Mehr als eine Geschichtsstunde
Schwester Simones Kathedralführungen sind auf Kinder zugeschnitten
Dresden - Das Interesse von Schülern an Führungen mit Missions-Benediktinerinnen- Schwester Simone Berger in der Dresdner Kathedrale wächst.
Freitagvormittag in der Hofkirche. Schwester Simone steht in ihrer grau-weißen Tracht vor einer Skulptur aus weißem Marmor und fragt die Kinder um sie herum: "Wie heißt dieser Mann, der Jesus getauft hat?" Vier Finger strecken sich empor. "Petrus", antwortet ein Junge etwas unsicher. "Nein, Johannes war das", korrigiert sie ihn mit einem freundlichen Lächeln. Dann fragt sie weiter: "Was gehört zu einer Taufe?" Öl, Taufbuch, Wasser, zählen die Kinder auf. Schwester Simone deutet ganz nach oben, dort ist eine Taube dargestellt. "Der Heilige Geist", sagt sie, "gehört auch dazu."
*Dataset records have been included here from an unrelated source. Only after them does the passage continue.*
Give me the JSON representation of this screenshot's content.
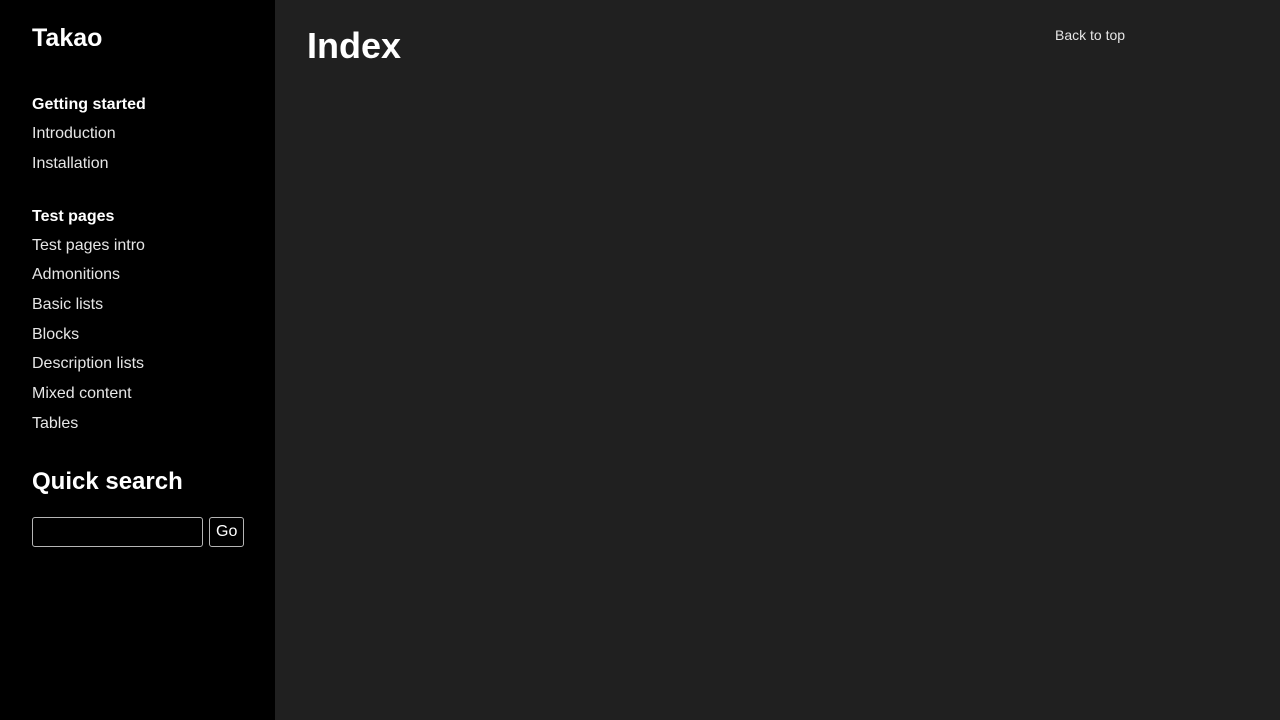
{
  "brand": "Takao",
  "sidebar": {
    "sections": [
      {
        "heading": "Getting started",
        "items": [
          "Introduction",
          "Installation"
        ]
      },
      {
        "heading": "Test pages",
        "items": [
          "Test pages intro",
          "Admonitions",
          "Basic lists",
          "Blocks",
          "Description lists",
          "Mixed content",
          "Tables"
        ]
      }
    ],
    "search": {
      "title": "Quick search",
      "input_value": "",
      "button_label": "Go"
    }
  },
  "main": {
    "title": "Index",
    "back_to_top": "Back to top"
  },
  "colors": {
    "sidebar_bg": "#000000",
    "main_bg": "#202020",
    "text": "#ffffff"
  }
}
Immerhin, bei dieser Kirchenführung kann sie auf eine Menge Vorwissen bauen. Die 20 Schüler aus den Klassen eins bis vier der Grundschule in Bannewitz bei Dresden, die mit ihrer Lehrerin Christine Wagner gekommen sind, besuchen den katholischen Religionsunterricht. Das ist die Ausnahme. Die meisten Kinder kommen zu Projekttagen hierher, etwa zum Geschichtsunterricht. "Da sind dann vielleicht ein oder zwei katholisch, einige wenige evangelisch, die meisten aber keine Christen", erzählt Schwester Simone Berger.
Meist steht die Geschichte der Wettiner im Vordergrund, die hier in der Gruft bestattet sind. "Meine Kirchenführung ist aber nicht nur eine bloße Geschichtsstunde." Schwester Simone will mehr vermitteln als Fakten zu Baustil und Historie. "Ich stelle die Kirche als Raum vor, in dem sich die Gemeinde versammelt, in den Menschen mit einem bestimmten Anliegen kommen, eine Kerze anzünden, beten, Ruhe suchen." 159 Mal hat sie vergangenes Jahr Gruppen durch die Kathedrale geführt. Etwa ein Drittel davon aus Kindergärten oder Schulen. "Das sind deutlich mehr als am Anfang." Im Jahr 2000 hat sie mit den Führungen begonnen.
Die 47-Jährige mit dem bayerischen Akzent gehört seit nunmehr 25 Jahren den Missions-Benediktinerinnen von Tutzing an. 1992 ist sie nach Dresden gegangen, wo sich die Emmaus-Gemeinschaft der Schwestern gründete. Seit 1999 berät sie Menschen in der Kontaktstelle "Offene Tür in der City". Bei ihren Führungen spult Schwester Simone keinen vorbereiteten Text ab, sondern führt einen Dialog, stellt häufig Fragen. "So spüre ich am besten, ob sie mitgehen, ob sie sich alles vorstellen können." Bei Kindern oder jungen Leuten, die zum ersten Mal in einer Kirche sind, fragt sie erst einmal, wie dieser Raum auf sie wirkt. Und sie bedient sich einer einfachen, anschaulichen Sprache, die an die Erfahrungen der Besucher anknüpft. Theologische Begriffe erklärt sie, indem sie sie umschreibt. Jüngere, so ihre Erfahrung, sind gesprächiger, Jugendliche dagegen geben sich eher zurückhaltend. Am Ende der Führung fragt Religionslehrerin Christine Wagner in die Runde, wer zum ersten Mal in dieser Kirche war. Neun Hände gehen hoch. "Und hat es euch gefallen?" Aus 20 Mündern tönt ein langgezogenes "Ja!"